= Intensive Care Foundation =

Australian medical charity

The Australian and New Zealand Intensive Care Foundation (ICF) is a charitable organisation established in 1990, dedicated to improving the care, treatment, and quality of life for critically ill patients in Australia and New Zealand. Its ultimate aim is to enhance both the number and quality of lives saved in intensive care units (ICUs).

== History ==

The modern specialty of intensive care began in 1952-53, stimulated by the polio epidemic in Denmark, which led to research into mechanical ventilation. The first recognisable ICU in Australasia was founded in Auckland Hospital New Zealand in 1958 followed by the first general ICU in Australia at St Vincent’s Melbourne in 1961. The Australian and New Zealand Intensive Care Society (ANZICS) was formed in 1974 and intensive care was recognised as a subspecialty of medicine and anaesthesia in 1980. The Intensive Care Foundation was officially formed in 1990 by ANZICS, the College of Intensive Care Medicine (CICM), and the Australian College of Critical Care Nurses (ACCCN).

== Activities and impact ==

The ICF funds research and education projects focused on improving patient care in ICUs, with an emphasis on increasing survival rates and enhancing recovery outcomes. It provides "seed funding" for pilot studies and pre-clinical trials, which are often difficult to obtain elsewhere, helping young investigators establish their profiles. Many of these pilot studies have successfully attracted significant government and philanthropic funding.

Since its inception, the ICF has funded over 140 research projects, contributing almost $5 million in grants to the intensive care community across Australia and New Zealand. These grants support researchers and educators from various fields, including nursing, medicine, physiotherapy, dietetics, pharmacy, social work, and other allied health disciplines.

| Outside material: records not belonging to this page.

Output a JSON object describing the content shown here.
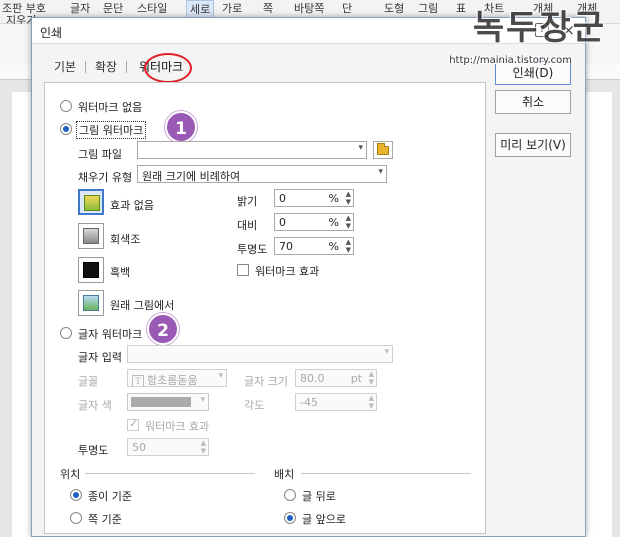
{
  "app_menu": {
    "row1": [
      "조판 부호",
      "글자",
      "문단",
      "스타일",
      "세로",
      "가로",
      "쪽",
      "바탕쪽",
      "단",
      "도형",
      "그림",
      "표",
      "차트",
      "개체",
      "개체"
    ],
    "row2_first": "지우기"
  },
  "dialog": {
    "title": "인쇄",
    "help_label": "?",
    "close_label": "×",
    "tabs": [
      "기본",
      "확장",
      "워터마크"
    ],
    "no_watermark_label": "워터마크 없음",
    "picture_watermark": {
      "label": "그림 워터마크",
      "file_label": "그림 파일",
      "file_value": "",
      "fill_label": "채우기 유형",
      "fill_value": "원래 크기에 비례하여",
      "effects": [
        "효과 없음",
        "회색조",
        "흑백",
        "원래 그림에서"
      ],
      "brightness_label": "밝기",
      "brightness_value": "0",
      "contrast_label": "대비",
      "contrast_value": "0",
      "transparency_label": "투명도",
      "transparency_value": "70",
      "percent_unit": "%",
      "wm_effect_label": "워터마크 효과"
    },
    "text_watermark": {
      "label": "글자 워터마크",
      "text_input_label": "글자 입력",
      "text_input_value": "",
      "font_label": "글꼴",
      "font_value": "함초롬돋움",
      "font_icon_glyph": "T",
      "size_label": "글자 크기",
      "size_value": "80.0",
      "size_unit": "pt",
      "color_label": "글자 색",
      "angle_label": "각도",
      "angle_value": "-45",
      "wm_effect_label": "워터마크 효과",
      "transparency_label": "투명도",
      "transparency_value": "50"
    },
    "position": {
      "title": "위치",
      "options": [
        "종이 기준",
        "쪽 기준"
      ]
    },
    "arrangement": {
      "title": "배치",
      "options": [
        "글 뒤로",
        "글 앞으로"
      ]
    },
    "buttons": {
      "print": "인쇄(D)",
      "cancel": "취소",
      "preview": "미리 보기(V)"
    }
  },
  "annotations": {
    "badge1": "1",
    "badge2": "2",
    "badge_color": "#9b59b6",
    "tab_circle_color": "#e0202a"
  },
  "watermark_overlay": {
    "title": "녹두장군",
    "url": "http://mainia.tistory.com"
  }
}
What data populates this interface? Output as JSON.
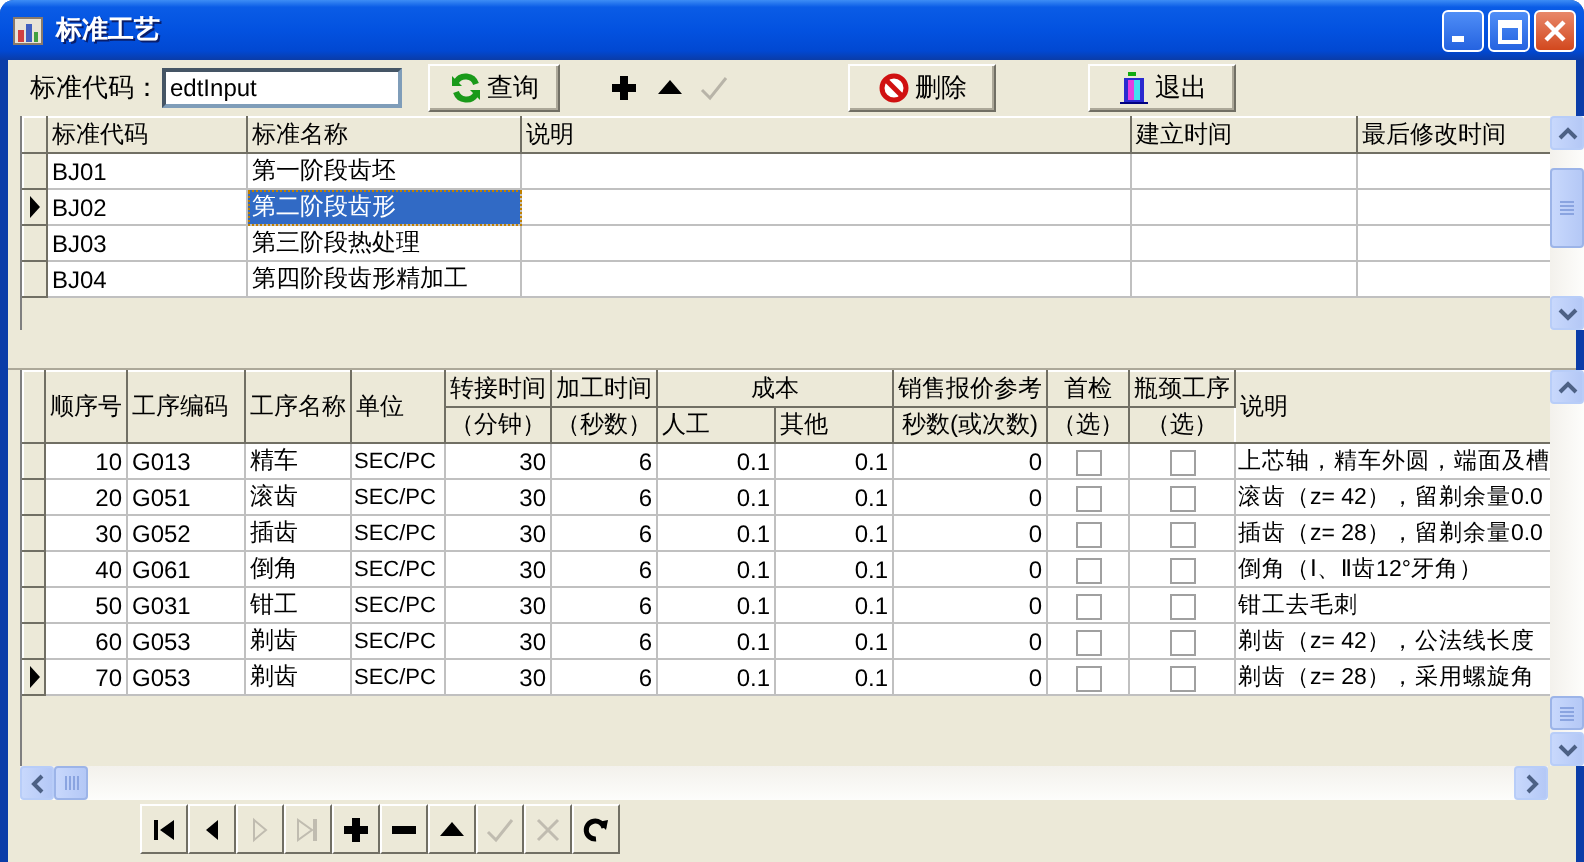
{
  "window": {
    "title": "标准工艺"
  },
  "toolbar": {
    "code_label": "标准代码：",
    "code_input": {
      "value": "edtInput"
    },
    "buttons": [
      {
        "kind": "query",
        "label": "查询",
        "disabled": false
      },
      {
        "kind": "add",
        "disabled": false
      },
      {
        "kind": "edit",
        "disabled": false
      },
      {
        "kind": "post",
        "disabled": true
      },
      {
        "kind": "delete",
        "label": "删除",
        "disabled": false
      },
      {
        "kind": "exit",
        "label": "退出",
        "disabled": false
      }
    ]
  },
  "standards_grid": {
    "columns": [
      "标准代码",
      "标准名称",
      "说明",
      "建立时间",
      "最后修改时间"
    ],
    "rows": [
      {
        "code": "BJ01",
        "name": "第一阶段齿坯",
        "selected": false
      },
      {
        "code": "BJ02",
        "name": "第二阶段齿形",
        "selected": true
      },
      {
        "code": "BJ03",
        "name": "第三阶段热处理",
        "selected": false
      },
      {
        "code": "BJ04",
        "name": "第四阶段齿形精加工",
        "selected": false
      }
    ]
  },
  "process_grid": {
    "columns": [
      {
        "label": "顺序号"
      },
      {
        "label": "工序编码"
      },
      {
        "label": "工序名称"
      },
      {
        "label": "单位"
      },
      {
        "label": "转接时间",
        "sub": "（分钟）"
      },
      {
        "label": "加工时间",
        "sub": "（秒数）"
      },
      {
        "group": "成本",
        "children": [
          "人工",
          "其他"
        ]
      },
      {
        "label": "销售报价参考",
        "sub": "秒数(或次数)"
      },
      {
        "label": "首检",
        "sub": "（选）"
      },
      {
        "label": "瓶颈工序",
        "sub": "（选）"
      },
      {
        "label": "说明"
      }
    ],
    "rows": [
      {
        "seq": "10",
        "code": "G013",
        "name": "精车",
        "unit": "SEC/PC",
        "transfer": "30",
        "process": "6",
        "labor": "0.1",
        "other": "0.1",
        "quote": "0",
        "first_check": false,
        "bottleneck": false,
        "note": "上芯轴，精车外圆，端面及槽",
        "selected": false
      },
      {
        "seq": "20",
        "code": "G051",
        "name": "滚齿",
        "unit": "SEC/PC",
        "transfer": "30",
        "process": "6",
        "labor": "0.1",
        "other": "0.1",
        "quote": "0",
        "first_check": false,
        "bottleneck": false,
        "note": "滚齿（z= 42），留剃余量0.0",
        "selected": false
      },
      {
        "seq": "30",
        "code": "G052",
        "name": "插齿",
        "unit": "SEC/PC",
        "transfer": "30",
        "process": "6",
        "labor": "0.1",
        "other": "0.1",
        "quote": "0",
        "first_check": false,
        "bottleneck": false,
        "note": "插齿（z= 28），留剃余量0.0",
        "selected": false
      },
      {
        "seq": "40",
        "code": "G061",
        "name": "倒角",
        "unit": "SEC/PC",
        "transfer": "30",
        "process": "6",
        "labor": "0.1",
        "other": "0.1",
        "quote": "0",
        "first_check": false,
        "bottleneck": false,
        "note": "倒角（Ⅰ、Ⅱ齿12°牙角）",
        "selected": false
      },
      {
        "seq": "50",
        "code": "G031",
        "name": "钳工",
        "unit": "SEC/PC",
        "transfer": "30",
        "process": "6",
        "labor": "0.1",
        "other": "0.1",
        "quote": "0",
        "first_check": false,
        "bottleneck": false,
        "note": "钳工去毛刺",
        "selected": false
      },
      {
        "seq": "60",
        "code": "G053",
        "name": "剃齿",
        "unit": "SEC/PC",
        "transfer": "30",
        "process": "6",
        "labor": "0.1",
        "other": "0.1",
        "quote": "0",
        "first_check": false,
        "bottleneck": false,
        "note": "剃齿（z= 42），公法线长度",
        "selected": false
      },
      {
        "seq": "70",
        "code": "G053",
        "name": "剃齿",
        "unit": "SEC/PC",
        "transfer": "30",
        "process": "6",
        "labor": "0.1",
        "other": "0.1",
        "quote": "0",
        "first_check": false,
        "bottleneck": false,
        "note": "剃齿（z= 28），采用螺旋角",
        "selected": true
      }
    ]
  },
  "navigator": [
    {
      "kind": "first",
      "disabled": false
    },
    {
      "kind": "prior",
      "disabled": false
    },
    {
      "kind": "next",
      "disabled": true
    },
    {
      "kind": "last",
      "disabled": true
    },
    {
      "kind": "insert",
      "disabled": false
    },
    {
      "kind": "delete",
      "disabled": false
    },
    {
      "kind": "edit",
      "disabled": false
    },
    {
      "kind": "post",
      "disabled": true
    },
    {
      "kind": "cancel",
      "disabled": true
    },
    {
      "kind": "refresh",
      "disabled": false
    }
  ]
}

Australia and New Zealand are recognized as global leaders in intensive care, boasting impressive patient outcomes. In 2023, survival rates for adult ICU patients exceeded 90%, while children's ICU survival rates reached 97%. These figures contribute to significantly lower mortality rates in Australia (8%) and New Zealand (10%) compared to the global average of 13%. This progress has resulted in approximately 10,000 additional lives saved annually in Australia alone since the 1990s.

== Governance and structure ==

The Intensive Care Foundation is a legally independent charity with tax-exempt status in both Australia and New Zealand. It is registered with the Australian Charities and Not-for-profits Commission (ACNC) and holds Deductible Gift Recipient (DGR) status in Australia (ABN: 80130947581). In New Zealand, it is a registered charity with the New Zealand Charities Service (Registration number: CC22943, NZBN: 9429048306966).

The ICF is overseen by a Board of Directors composed of senior intensive care practitioners and corporate professionals who serve pro bono. The Board is supported by independent Scientific Review Committees which rigorously assess grant applications, and a Fundraising Committee. Key stakeholders include its three founding organizations: the Australian and New Zealand Intensive Care Society (ANZICS), the College of Intensive Care Medicine (CICM), and the Australian College of Critical Care Nurses (ACCCN).

== Funding ==
The ICF is a self-funded organisation with no government funding. Its administrative and operational costs are covered by its three partner organizations (ANZICS, CICM, and ACCCN), while the grants awarded are funded entirely by donor contributions.

In 2024, the ICF launched a goal to raise $10 million by 2029. This goal is supported by the establishment of the Intensive Care Future Fund, a protected investment fund where only the earnings are used for research and education grants, ensuring sustainable funding. Another key strategy is the ICF Corporate Co-operative, which brings together medical companies making multi-year pledges to support the Foundation's work and cover administrative costs related to expanding fundraising efforts.

The Intensive Care Foundation funds research and educational initiatives to advance patient care and outcomes in intensive care units across Australia and New Zealand. The Foundation helps shape the future of critical care, ensuring more lives are saved and patients experience improved recovery.